China's State Councilor Dai Bingguo, right, gestures to U.N. climate chief Christiana Figueres, left, at the opening of the United Nations Climate Change Conference in Tianjin, China, 04 Oct. 2010

United Nations talks on climate change are nearing a close with no clear consensus yet in sight. The meeting is aimed at laying the groundwork for progress at a major climate change meeting in Mexico later this year.

While many of the negotiators for a global climate change accord consider it a pressing issue, there is less agreement on how to share the burden of tackling the problem.

Last year, the international community failed to reach an agreement that included legally binding emissions reductions at a high-profile meeting in Copenhagen.

Precursor to Cancun meeting

This week's meeting in the Chinese port city of Tianjin is the precursor to the world's next big attempt, at Cancun, Mexico, later this year.

Jake Schmidt is with the U.S. environmental group, Natural Resources Defense Council. He says some countries in recent days appear to be stalling, by raising questions about procedural, rather than substantive issues, which could hamper efforts to produce a deal in Cancun.

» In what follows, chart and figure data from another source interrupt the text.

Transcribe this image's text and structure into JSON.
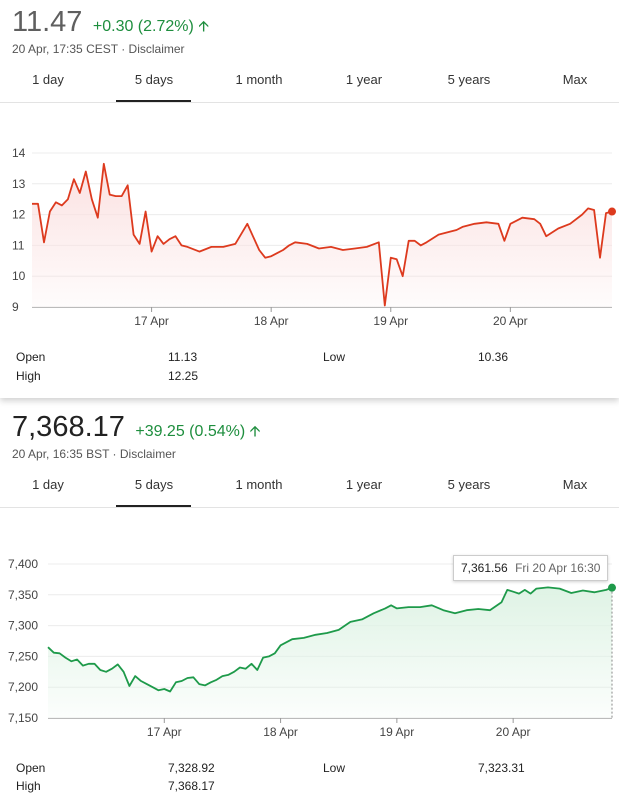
{
  "tabs": [
    "1 day",
    "5 days",
    "1 month",
    "1 year",
    "5 years",
    "Max"
  ],
  "stocks": [
    {
      "price": "11.47",
      "change": "+0.30 (2.72%)",
      "arrow": "up-arrow-icon",
      "timestamp": "20 Apr, 17:35 CEST",
      "separator": "·",
      "disclaimer": "Disclaimer",
      "active_tab": 1,
      "color": "#dd3a1e",
      "fill_color": "#fbe1e1",
      "stats": {
        "open_label": "Open",
        "open": "11.13",
        "high_label": "High",
        "high": "12.25",
        "low_label": "Low",
        "low": "10.36"
      }
    },
    {
      "price": "7,368.17",
      "change": "+39.25 (0.54%)",
      "arrow": "up-arrow-icon",
      "timestamp": "20 Apr, 16:35 BST",
      "separator": "·",
      "disclaimer": "Disclaimer",
      "active_tab": 1,
      "color": "#1e9a4a",
      "fill_color": "#dff3e5",
      "tooltip": {
        "value": "7,361.56",
        "time": "Fri 20 Apr 16:30"
      },
      "stats": {
        "open_label": "Open",
        "open": "7,328.92",
        "high_label": "High",
        "high": "7,368.17",
        "low_label": "Low",
        "low": "7,323.31"
      }
    }
  ],
  "chart_data": [
    {
      "type": "area",
      "title": "",
      "x_ticks": [
        "17 Apr",
        "18 Apr",
        "19 Apr",
        "20 Apr"
      ],
      "y_ticks": [
        9,
        10,
        11,
        12,
        13,
        14
      ],
      "xlim": [
        0,
        4.85
      ],
      "ylim": [
        9,
        14
      ],
      "grid": true,
      "series": [
        {
          "x": [
            0,
            0.05,
            0.1,
            0.15,
            0.2,
            0.25,
            0.3,
            0.35,
            0.4,
            0.45,
            0.5,
            0.55,
            0.6,
            0.65,
            0.7,
            0.75,
            0.8,
            0.85,
            0.9,
            0.95,
            1.0,
            1.05,
            1.1,
            1.15,
            1.2,
            1.25,
            1.3,
            1.4,
            1.5,
            1.6,
            1.7,
            1.8,
            1.9,
            1.95,
            2.0,
            2.05,
            2.1,
            2.15,
            2.2,
            2.3,
            2.4,
            2.5,
            2.6,
            2.7,
            2.8,
            2.9,
            2.95,
            3.0,
            3.05,
            3.1,
            3.15,
            3.2,
            3.25,
            3.3,
            3.4,
            3.5,
            3.55,
            3.6,
            3.7,
            3.8,
            3.9,
            3.95,
            4.0,
            4.05,
            4.1,
            4.2,
            4.25,
            4.3,
            4.4,
            4.5,
            4.6,
            4.65,
            4.7,
            4.75,
            4.8,
            4.85
          ],
          "y": [
            12.35,
            12.35,
            11.1,
            12.1,
            12.4,
            12.3,
            12.5,
            13.15,
            12.7,
            13.4,
            12.5,
            11.9,
            13.65,
            12.65,
            12.6,
            12.6,
            12.95,
            11.35,
            11.05,
            12.1,
            10.8,
            11.3,
            11.05,
            11.2,
            11.3,
            11.0,
            10.95,
            10.8,
            10.95,
            10.95,
            11.05,
            11.7,
            10.85,
            10.6,
            10.65,
            10.75,
            10.85,
            11.0,
            11.1,
            11.05,
            10.9,
            10.95,
            10.85,
            10.9,
            10.95,
            11.1,
            9.05,
            10.6,
            10.55,
            10.0,
            11.15,
            11.15,
            11.0,
            11.1,
            11.35,
            11.45,
            11.5,
            11.6,
            11.7,
            11.75,
            11.7,
            11.15,
            11.7,
            11.8,
            11.9,
            11.85,
            11.7,
            11.3,
            11.55,
            11.7,
            12.0,
            12.2,
            12.15,
            10.6,
            12.05,
            12.1
          ]
        }
      ]
    },
    {
      "type": "area",
      "title": "",
      "x_ticks": [
        "17 Apr",
        "18 Apr",
        "19 Apr",
        "20 Apr"
      ],
      "y_ticks": [
        7150,
        7200,
        7250,
        7300,
        7350,
        7400
      ],
      "xlim": [
        0,
        4.85
      ],
      "ylim": [
        7150,
        7400
      ],
      "grid": true,
      "series": [
        {
          "x": [
            0,
            0.05,
            0.1,
            0.15,
            0.2,
            0.25,
            0.3,
            0.35,
            0.4,
            0.45,
            0.5,
            0.55,
            0.6,
            0.65,
            0.7,
            0.75,
            0.8,
            0.85,
            0.9,
            0.95,
            1.0,
            1.05,
            1.1,
            1.15,
            1.2,
            1.25,
            1.3,
            1.35,
            1.4,
            1.45,
            1.5,
            1.55,
            1.6,
            1.65,
            1.7,
            1.75,
            1.8,
            1.85,
            1.9,
            1.95,
            2.0,
            2.1,
            2.2,
            2.3,
            2.4,
            2.5,
            2.6,
            2.7,
            2.8,
            2.9,
            2.95,
            3.0,
            3.1,
            3.2,
            3.3,
            3.4,
            3.5,
            3.6,
            3.7,
            3.8,
            3.9,
            3.95,
            4.0,
            4.05,
            4.1,
            4.15,
            4.2,
            4.3,
            4.4,
            4.5,
            4.6,
            4.7,
            4.8,
            4.85
          ],
          "y": [
            7265,
            7256,
            7255,
            7248,
            7242,
            7245,
            7235,
            7238,
            7238,
            7228,
            7225,
            7230,
            7237,
            7225,
            7202,
            7218,
            7210,
            7205,
            7200,
            7195,
            7197,
            7193,
            7208,
            7210,
            7215,
            7216,
            7205,
            7203,
            7208,
            7212,
            7218,
            7220,
            7225,
            7232,
            7230,
            7238,
            7228,
            7248,
            7250,
            7255,
            7268,
            7278,
            7280,
            7285,
            7288,
            7293,
            7306,
            7310,
            7320,
            7328,
            7333,
            7328,
            7330,
            7330,
            7333,
            7325,
            7320,
            7325,
            7327,
            7325,
            7338,
            7358,
            7355,
            7352,
            7358,
            7352,
            7360,
            7362,
            7360,
            7353,
            7357,
            7354,
            7358,
            7361.56
          ]
        }
      ]
    }
  ]
}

"Instead of trying to produce a text which incorporated every single element that we could possibly envision, the chair proposed a set of, effectively, bullet points, that said here are the things that I think we can legitimately agree to in Cancun," Schmidt said. "And obviously there are going to be some things off that list. And the Chinese, Saudi Arabia and others, questioned whether or not the chair had the ability to do that."

Foundation for agreement

Schmidt says as of Thursday, he is pessimistic that this week's meeting will, in his words, "lay the foundation" for an agreement in Cancun

He says many countries appear to be ready to agree to things like reforestation efforts and technology adaptation to reduce greenhouse gas emissions. But they are not ready to agree on what he described as "the tougher things."

"Like whether or not they're going to formalize their international commitments, their commitments to reduce emissions, and whether or not they're going to agree to a set of transparency provisions," Schmidt added.


Greenhouse gases, such as carbon dioxide released by burning fuels such as oil and coal, are thought to contribute to global warming.

One of the big sticking points is whether there should be binding targets to reduce emissions. Although China has overtaken the United States to become the world's largest emitter of greenhouse gases, Beijing refuses to commit to targets because it says it is still a developing nation.


Earlier in the week, Chinese State Councilor Dai Bingguo told the conference one of his country's top priorities is to develop the economy.

Dai says China's ability to control greenhouse gas emissions faces great pressure. He says the speed of industrialization and urbanization in the country is still quickening, which means its energy demand will also increase.

Delegates from nearly 200 countries began their meeting in Tianjin on Monday. The talks end Saturday.